Auch unser Fall war geprägt durch einen solchen ungewöhnlichen Symptomenkomplex. Wegen der anhaltenden schweren pulmonalen Gasaustauschstörung, begleitet von einer hochgradigen Mikrozirkulationsstörung mit ausgeprägtem Volumenbedarf, bei erhaltener kardialer Pumpfunktion, wurde für die Etablierung eines venovenösen ECMO-Systems – im Sinne eines reinen Lungenersatzverfahrens – entschieden. Nachdem sich die Kausalkette der Kreislaufinstabilität und der Gasaustauschstörung – insbesondere in der Akutphase – nicht immer eindeutig klären lässt, kann die Entscheidung bezüglich der Modalität des extrakorporalen Verfahrens (venovenös bzw. venoarteriell) u. U. erschwert sein. Die Evaluation der kardialen Pumpfunktion ist daher unerlässlich, um die Diagnose eines kontrastmittelinduzierten NCPE zu stellen.

Wichtig ist, dass das Fehlen klassischer Symptome wie Bronchokonstriktion, Urtikaria/Angioödem eine Hypersensitivitätsreaktion keinesfalls ausschließt [1]. Der Serum-Tryptase-Spiegel lag bei unserem Patienten im Normbereich, womit anzunehmen ist, dass die initiale Reaktion nicht auf einer Mastzelldegranulation beruhte. Allerdings gilt es zu beachten, dass aufgrund erheblicher interindividueller Unterschiede in Bezug auf die Kinetik der Tryptaseaktivität falsch-negative Testergebnisse möglich sind [8]. Des Weiteren sollte der Kliniker sich stets vor Augen führen, dass neben Hypersensitivitätsreaktionen diverse andere Ursachen des NCPE beschrieben sind (Infobox 2).

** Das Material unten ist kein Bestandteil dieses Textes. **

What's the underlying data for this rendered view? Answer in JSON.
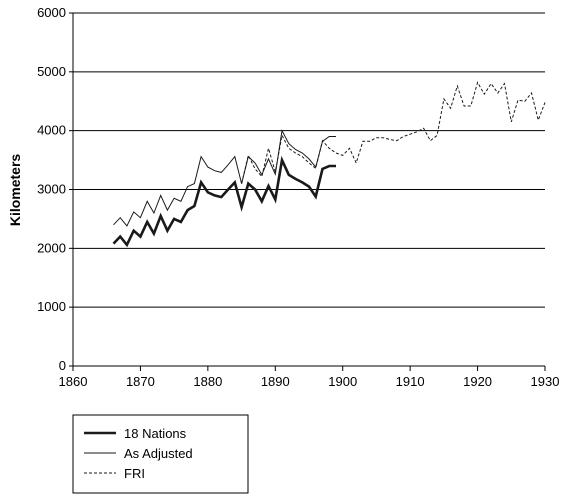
{
  "chart_data": {
    "type": "line",
    "title": "",
    "xlabel": "",
    "ylabel": "Kilometers",
    "xlim": [
      1860,
      1930
    ],
    "ylim": [
      0,
      6000
    ],
    "x_ticks": [
      "1860",
      "1870",
      "1880",
      "1890",
      "1900",
      "1910",
      "1920",
      "1930"
    ],
    "y_ticks": [
      "0",
      "1000",
      "2000",
      "3000",
      "4000",
      "5000",
      "6000"
    ],
    "grid": "horizontal",
    "legend_position": "bottom-left",
    "series": [
      {
        "name": "18 Nations",
        "style": "solid-thick",
        "color": "#1a1a1a",
        "x": [
          1866,
          1867,
          1868,
          1869,
          1870,
          1871,
          1872,
          1873,
          1874,
          1875,
          1876,
          1877,
          1878,
          1879,
          1880,
          1881,
          1882,
          1883,
          1884,
          1885,
          1886,
          1887,
          1888,
          1889,
          1890,
          1891,
          1892,
          1893,
          1894,
          1895,
          1896,
          1897,
          1898,
          1899
        ],
        "y": [
          2080,
          2200,
          2060,
          2300,
          2200,
          2450,
          2250,
          2550,
          2300,
          2500,
          2450,
          2650,
          2720,
          3120,
          2950,
          2900,
          2870,
          3000,
          3120,
          2700,
          3100,
          3000,
          2800,
          3060,
          2830,
          3500,
          3250,
          3180,
          3120,
          3050,
          2880,
          3350,
          3400,
          3400
        ]
      },
      {
        "name": "As Adjusted",
        "style": "solid-thin",
        "color": "#1a1a1a",
        "x": [
          1866,
          1867,
          1868,
          1869,
          1870,
          1871,
          1872,
          1873,
          1874,
          1875,
          1876,
          1877,
          1878,
          1879,
          1880,
          1881,
          1882,
          1883,
          1884,
          1885,
          1886,
          1887,
          1888,
          1889,
          1890,
          1891,
          1892,
          1893,
          1894,
          1895,
          1896,
          1897,
          1898,
          1899
        ],
        "y": [
          2400,
          2520,
          2380,
          2620,
          2520,
          2800,
          2600,
          2900,
          2650,
          2850,
          2800,
          3050,
          3100,
          3560,
          3380,
          3320,
          3290,
          3420,
          3560,
          3100,
          3560,
          3450,
          3250,
          3520,
          3260,
          4000,
          3780,
          3680,
          3620,
          3520,
          3380,
          3820,
          3900,
          3900
        ]
      },
      {
        "name": "FRI",
        "style": "dashed",
        "color": "#1a1a1a",
        "x": [
          1885,
          1886,
          1887,
          1888,
          1889,
          1890,
          1891,
          1892,
          1893,
          1894,
          1895,
          1896,
          1897,
          1898,
          1899,
          1900,
          1901,
          1902,
          1903,
          1904,
          1905,
          1906,
          1907,
          1908,
          1909,
          1910,
          1911,
          1912,
          1913,
          1914,
          1915,
          1916,
          1917,
          1918,
          1919,
          1920,
          1921,
          1922,
          1923,
          1924,
          1925,
          1926,
          1927,
          1928,
          1929,
          1930
        ],
        "y": [
          3100,
          3580,
          3350,
          3220,
          3700,
          3300,
          3920,
          3700,
          3620,
          3560,
          3450,
          3360,
          3830,
          3700,
          3620,
          3580,
          3700,
          3450,
          3820,
          3820,
          3880,
          3880,
          3850,
          3830,
          3900,
          3940,
          3980,
          4040,
          3830,
          3920,
          4540,
          4380,
          4760,
          4420,
          4420,
          4820,
          4620,
          4800,
          4640,
          4800,
          4150,
          4520,
          4500,
          4640,
          4180,
          4480
        ]
      }
    ]
  }
}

Infobox 1 Risikofaktoren für kontrastmittelinduzierte Hypersensitivitätsreaktionen. (Modifiziert nach Sanchez-Borges et al. [7])

  • Atopie

  • Asthma

  • Weibliches Geschlecht

  • Schwere kardiopulmonale Vorerkrankung

  • Wiederholte Kontrastmittelgaben

  • Reaktion auf Kontrastmittel in der Vergangenheit

  • Bekannte Medikamentenallergie

  • Mastozytose

Infobox 2 Mögliche Ursachen für das nichtkardiale Lungenödem. (Modifiziert nach Givertz [2])

  • Atemnotsyndrom des Erwachsenen (ARDS)

  • Höhenlungenödem

  • Neurogenes Ödem

  • Reperfusionsödem

  • Reexpansionsödem

  • Medikamentös-toxisch (Opioide, Salicylate, Bortezomib, Sirolimus, Everolimus, Kontrastmittel)

  • Lungenembolie

  • Pulmonale venookklusive Erkrankung

  • Transfusionsassoziierte Lungeninsuffizienz (TRALI)

  • Gestörte Lymphdrainage, postoperativ

Fazit für die Praxis

Das nichtkardiale Lungenödem (NCPE) im Zusammenhang mit der Gabe von CT-Kontrastmittel ist ein seltenes Phänomen, welches allerdings schnell zu lebensbedrohlicher respiratorischer Insuffizienz führen kann. Die zugrunde liegende Pathophysiologie ist nicht eindeutig geklärt, und somit sind die Möglichkeiten einer spezifischen Therapie limitiert. Essenziell ist der Ausschluss einer kardiogenen Ursache. Die Diagnose kann mithilfe der transthorakalen Echokardiographie gestellt werden. Nach Ausschöpfung der konservativen Therapiemaßnahmen sollte zeitnah die Möglichkeit einer extrakorporalen Membranoxygenierungstherapie evaluiert werden.